As long as we’ve had the ability to take photographs, photographers have been messing with their images: scratching the surface of negatives, making photos deliberately blurry, manipulating the subject beyond recognition in Photoshop. The reasons for doing this aren’t always to do with aesthetics.

Photography is the art of preservation. Usually, we want to savour every moment and collect these memories on our devices, so they don’t disappear from our minds.

If we photograph so we don’t forget — how can photography reveal the pains of remembering?

This photo by Nino-Ana Samkharadze is dedicated to a past relationship. It shows an ex who’s face has been delicately obscured by a flower. Samkharadze told me she’d returned to this image, the day she realised she couldn’t remember his voice. “I felt a sadness at this. At some point you are in love and remember every little detail about this other person, but then comes the day when you start to forget.”

Looking through her old things, she’d found not only this photo but a flower he’d given her. “I felt a wave of emotions — all the memories, feelings, songs from that time, suddenly came rushing back.”

She wanted to share the frustration she felt at forgetting someone she loved, without destroying the image.
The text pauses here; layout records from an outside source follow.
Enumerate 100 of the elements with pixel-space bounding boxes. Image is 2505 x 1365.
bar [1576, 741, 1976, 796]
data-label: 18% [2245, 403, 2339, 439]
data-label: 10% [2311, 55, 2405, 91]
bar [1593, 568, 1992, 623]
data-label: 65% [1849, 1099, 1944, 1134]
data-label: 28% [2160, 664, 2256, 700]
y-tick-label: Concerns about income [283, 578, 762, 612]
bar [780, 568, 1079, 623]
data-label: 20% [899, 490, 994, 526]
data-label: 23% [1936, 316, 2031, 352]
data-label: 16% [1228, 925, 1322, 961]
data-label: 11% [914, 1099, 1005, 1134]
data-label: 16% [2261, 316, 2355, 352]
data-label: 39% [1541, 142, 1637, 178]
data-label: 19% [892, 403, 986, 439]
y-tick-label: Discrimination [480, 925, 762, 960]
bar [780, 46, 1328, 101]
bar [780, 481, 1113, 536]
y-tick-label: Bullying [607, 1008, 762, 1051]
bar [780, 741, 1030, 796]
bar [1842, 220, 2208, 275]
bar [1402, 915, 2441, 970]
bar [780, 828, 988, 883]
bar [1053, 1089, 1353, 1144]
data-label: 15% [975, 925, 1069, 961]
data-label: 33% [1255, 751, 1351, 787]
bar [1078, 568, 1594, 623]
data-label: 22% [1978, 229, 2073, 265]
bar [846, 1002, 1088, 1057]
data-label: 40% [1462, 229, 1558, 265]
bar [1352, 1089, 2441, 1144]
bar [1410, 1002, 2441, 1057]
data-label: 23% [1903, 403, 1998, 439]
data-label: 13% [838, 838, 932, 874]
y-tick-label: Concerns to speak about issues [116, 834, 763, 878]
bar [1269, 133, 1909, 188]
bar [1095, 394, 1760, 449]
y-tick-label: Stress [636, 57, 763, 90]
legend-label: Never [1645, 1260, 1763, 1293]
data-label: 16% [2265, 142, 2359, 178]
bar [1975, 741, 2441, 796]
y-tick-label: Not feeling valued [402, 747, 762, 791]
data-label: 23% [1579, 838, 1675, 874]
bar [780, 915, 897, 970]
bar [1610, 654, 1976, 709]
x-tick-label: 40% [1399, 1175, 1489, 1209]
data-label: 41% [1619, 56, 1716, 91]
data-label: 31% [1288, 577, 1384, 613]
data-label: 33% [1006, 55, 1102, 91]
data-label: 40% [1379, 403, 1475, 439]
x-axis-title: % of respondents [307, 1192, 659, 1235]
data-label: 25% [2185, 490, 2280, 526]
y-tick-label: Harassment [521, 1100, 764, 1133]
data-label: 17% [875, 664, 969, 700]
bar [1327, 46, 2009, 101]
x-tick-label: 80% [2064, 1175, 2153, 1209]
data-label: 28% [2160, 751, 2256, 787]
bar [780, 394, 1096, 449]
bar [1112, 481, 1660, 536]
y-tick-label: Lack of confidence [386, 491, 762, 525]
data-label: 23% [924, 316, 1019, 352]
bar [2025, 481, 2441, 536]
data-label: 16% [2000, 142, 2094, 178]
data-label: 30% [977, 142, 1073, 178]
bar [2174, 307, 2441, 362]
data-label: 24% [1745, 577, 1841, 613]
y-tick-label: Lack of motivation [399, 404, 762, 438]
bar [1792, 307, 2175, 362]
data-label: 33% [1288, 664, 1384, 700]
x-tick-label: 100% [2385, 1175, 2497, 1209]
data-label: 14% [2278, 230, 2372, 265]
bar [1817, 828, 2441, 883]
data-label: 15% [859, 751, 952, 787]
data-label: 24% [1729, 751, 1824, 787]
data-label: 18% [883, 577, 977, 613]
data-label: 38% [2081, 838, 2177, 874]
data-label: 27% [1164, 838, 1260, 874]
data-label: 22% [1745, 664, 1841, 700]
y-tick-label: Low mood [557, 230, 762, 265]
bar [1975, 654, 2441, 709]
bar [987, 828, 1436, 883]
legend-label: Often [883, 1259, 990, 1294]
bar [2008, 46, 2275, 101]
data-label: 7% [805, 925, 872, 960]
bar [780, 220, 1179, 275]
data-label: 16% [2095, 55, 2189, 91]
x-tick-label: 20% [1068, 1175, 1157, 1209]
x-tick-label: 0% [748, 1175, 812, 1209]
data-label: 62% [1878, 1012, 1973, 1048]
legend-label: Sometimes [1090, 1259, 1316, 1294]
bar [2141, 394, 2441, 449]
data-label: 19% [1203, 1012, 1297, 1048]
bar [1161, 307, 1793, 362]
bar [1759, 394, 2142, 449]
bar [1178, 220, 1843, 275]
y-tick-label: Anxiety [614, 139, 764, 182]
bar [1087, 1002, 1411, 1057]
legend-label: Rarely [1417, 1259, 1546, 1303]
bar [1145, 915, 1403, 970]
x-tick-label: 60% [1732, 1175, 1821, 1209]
The tulip does not interfere with or take away from the photo. It appears, instead, as a reminder of the love and care of the relationship. The photo isn’t exactly about failure. I think it’s also about kindness and the bravery of letting go.

Some people are only meant to be in our lives temporarily. Samkharadze’s ongoing series My Love as Herbarium, is exactly about how fleeting human connection often is. “I have been working on this series for the last six years. The portraits include my ex lovers, friends, people whom I met randomly, my boyfriend (who I hope will never become an ex).”

She explains why this project is about much more than the act of forgetting. “At some point I realised, what was more important to me was what i learned from them, what memories I kept, and how they influenced my life. All these people changed me in a way, that’s the reason they have ended up in the project.”